Department of Aeronautics and Astronautics, National Cheng Kung University, Tainan 701, Taiwan.
Sensors (Basel). 2021 Apr 7;21(8):2587. doi: 10.3390/s21082587.
Facial recognition has attracted more and more attention since the rapid growth of artificial intelligence (AI) techniques in recent years. However, most of the related works about facial reconstruction and recognition are mainly based on big data collection and image deep learning related algorithms. The data driven based AI approaches inevitably increase the computational complexity of CPU and usually highly count on GPU capacity. One of the typical issues of RGB-based facial recognition is its applicability in low light or dark environments. To solve this problem, this paper presents an effective procedure for facial reconstruction as well as facial recognition via using a depth sensor. For each testing candidate, the depth camera acquires a multi-view of its 3D point clouds. The point cloud sets are stitched for 3D model reconstruction by using the iterative closest point (ICP). Then, a segmentation procedure is designed to separate the model set into a body part and head part. Based on the segmented 3D face point clouds, certain facial features are then extracted for recognition scoring. Taking a single shot from the depth sensor, the point cloud data is going to register with other 3D face models to determine which is the best candidate the data belongs to. By using the proposed feature-based 3D facial similarity score algorithm, which composes of normal, curvature, and registration similarities between different point clouds, the person can be labeled correctly even in a dark environment. The proposed method is suitable for smart devices such as smart phones and smart pads with tiny depth camera equipped. Experiments with real-world data show that the proposed method is able to reconstruct denser models and achieve point cloud-based 3D face recognition.

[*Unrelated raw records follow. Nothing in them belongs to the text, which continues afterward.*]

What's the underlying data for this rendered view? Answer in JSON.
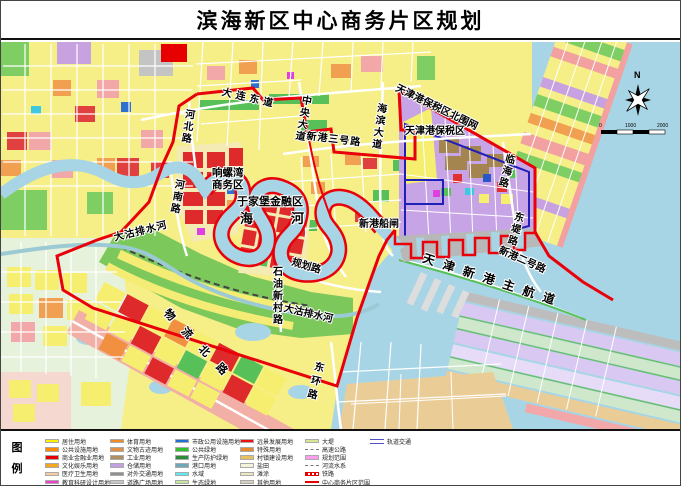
{
  "title": "滨海新区中心商务片区规划",
  "compass": {
    "north": "N"
  },
  "scale": {
    "t0": "0",
    "t1": "1000",
    "t2": "2000"
  },
  "map_labels": {
    "dalian_east_rd": "大连东道",
    "central_ave": "中央大道",
    "xingang_rd3": "新港三号路",
    "haibin_ave": "海滨大道",
    "btz_north_fence": "天津港保税区北围网",
    "btz": "天津港保税区",
    "linhai_rd": "临海路",
    "dongdi_rd": "东堤路",
    "xingang_rd2": "新港二号路",
    "main_channel": "天津新港主航道",
    "xingang_lock": "新港船闸",
    "hebei_rd": "河北路",
    "henan_rd": "河南路",
    "xiangluowan_line1": "响螺湾",
    "xiangluowan_line2": "商务区",
    "yujiapu": "于家堡金融区",
    "haihe_hai": "海",
    "haihe_he": "河",
    "dagu_river_w": "大沽排水河",
    "dagu_river_e": "大沽排水河",
    "shiyou_xincun_rd": "石油新村路",
    "guihua_rd": "规划路",
    "wuliu_north_rd": "物流北路",
    "donghuan_rd": "东环路"
  },
  "legend": {
    "title_chars": [
      "图",
      "例"
    ],
    "columns": [
      [
        {
          "label": "居住用地",
          "color": "#FFF000",
          "type": "fill"
        },
        {
          "label": "公共设施用地",
          "color": "#FF8C00",
          "type": "fill"
        },
        {
          "label": "商业金融业用地",
          "color": "#E60000",
          "type": "fill"
        },
        {
          "label": "文化娱乐用地",
          "color": "#F5A623",
          "type": "fill"
        },
        {
          "label": "医疗卫生用地",
          "color": "#F8CBA0",
          "type": "fill"
        },
        {
          "label": "教育科研设计用地",
          "color": "#F040D0",
          "type": "fill"
        }
      ],
      [
        {
          "label": "体育用地",
          "color": "#F08C28",
          "type": "fill"
        },
        {
          "label": "文物古迹用地",
          "color": "#E09048",
          "type": "fill"
        },
        {
          "label": "工业用地",
          "color": "#B09060",
          "type": "fill"
        },
        {
          "label": "仓储用地",
          "color": "#C0A0E0",
          "type": "fill"
        },
        {
          "label": "对外交通用地",
          "color": "#909090",
          "type": "fill"
        },
        {
          "label": "道路广场用地",
          "color": "#C8C8C8",
          "type": "fill"
        }
      ],
      [
        {
          "label": "市政公用设施用地",
          "color": "#2070D0",
          "type": "fill"
        },
        {
          "label": "公共绿地",
          "color": "#30C030",
          "type": "fill"
        },
        {
          "label": "生产防护绿地",
          "color": "#2E8B3A",
          "type": "fill"
        },
        {
          "label": "港口用地",
          "color": "#70A8B8",
          "type": "fill"
        },
        {
          "label": "水域",
          "color": "#60E8F0",
          "type": "fill"
        },
        {
          "label": "生态绿地",
          "color": "#C8E8A0",
          "type": "fill"
        }
      ],
      [
        {
          "label": "远景发展用地",
          "color": "#F01010",
          "type": "fill"
        },
        {
          "label": "特殊用地",
          "color": "#E88830",
          "type": "fill"
        },
        {
          "label": "村镇建设用地",
          "color": "#E8C060",
          "type": "fill"
        },
        {
          "label": "盐田",
          "color": "#F6F2D8",
          "type": "fill"
        },
        {
          "label": "滩涂",
          "color": "#EFE6C0",
          "type": "fill"
        },
        {
          "label": "其他用地",
          "color": "#D8D0C0",
          "type": "fill"
        }
      ],
      [
        {
          "label": "大堤",
          "color": "#D8E890",
          "type": "fill"
        },
        {
          "label": "高速公路",
          "color": "#808080",
          "type": "dashed"
        },
        {
          "label": "规划范围",
          "color": "#FF9FEF",
          "type": "fill"
        },
        {
          "label": "河流水系",
          "color": "#8090A0",
          "type": "dashed"
        },
        {
          "label": "铁路",
          "color": "#E60000",
          "type": "rail"
        },
        {
          "label": "中心商务片区范围",
          "color": "#E60000",
          "type": "line"
        }
      ],
      [
        {
          "label": "轨道交通",
          "color": "#5050C8",
          "type": "double"
        }
      ]
    ]
  }
}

人脸识别近年来随着人工智能(AI)技术的快速发展而受到越来越多的关注。然而,大多数关于面部重建和识别的相关工作主要基于大数据采集和图像深度学习相关算法。基于数据驱动的 AI 方法不可避免地增加了 CPU 的计算复杂度,并且通常高度依赖 GPU 能力。基于 RGB 的人脸识别的一个典型问题是其在低光照或黑暗环境中的适用性。为了解决这个问题,本文提出了一种通过使用深度传感器进行面部重建和识别的有效方法。对于每个测试候选者,深度相机获取其 3D 点云的多视图。通过使用迭代最近点(ICP)对点云集进行拼接,以进行 3D 模型重建。然后,设计了一个分割过程来将模型集分为身体部分和头部部分。基于分割后的 3D 人脸点云,然后提取某些面部特征用于识别评分。从深度传感器拍摄单个镜头,点云数据将与其他 3D 人脸模型进行注册,以确定数据属于哪个最佳候选者。通过使用基于特征的 3D 面部相似性评分算法,该算法由不同点云之间的法线、曲率和注册相似性组成,即使在黑暗环境中也可以正确标记人员。所提出的方法适用于配备有微小深度相机的智能手机和平板电脑等智能设备。使用真实世界数据的实验表明,所提出的方法能够重建更密集的模型并实现基于点云的 3D 人脸识别。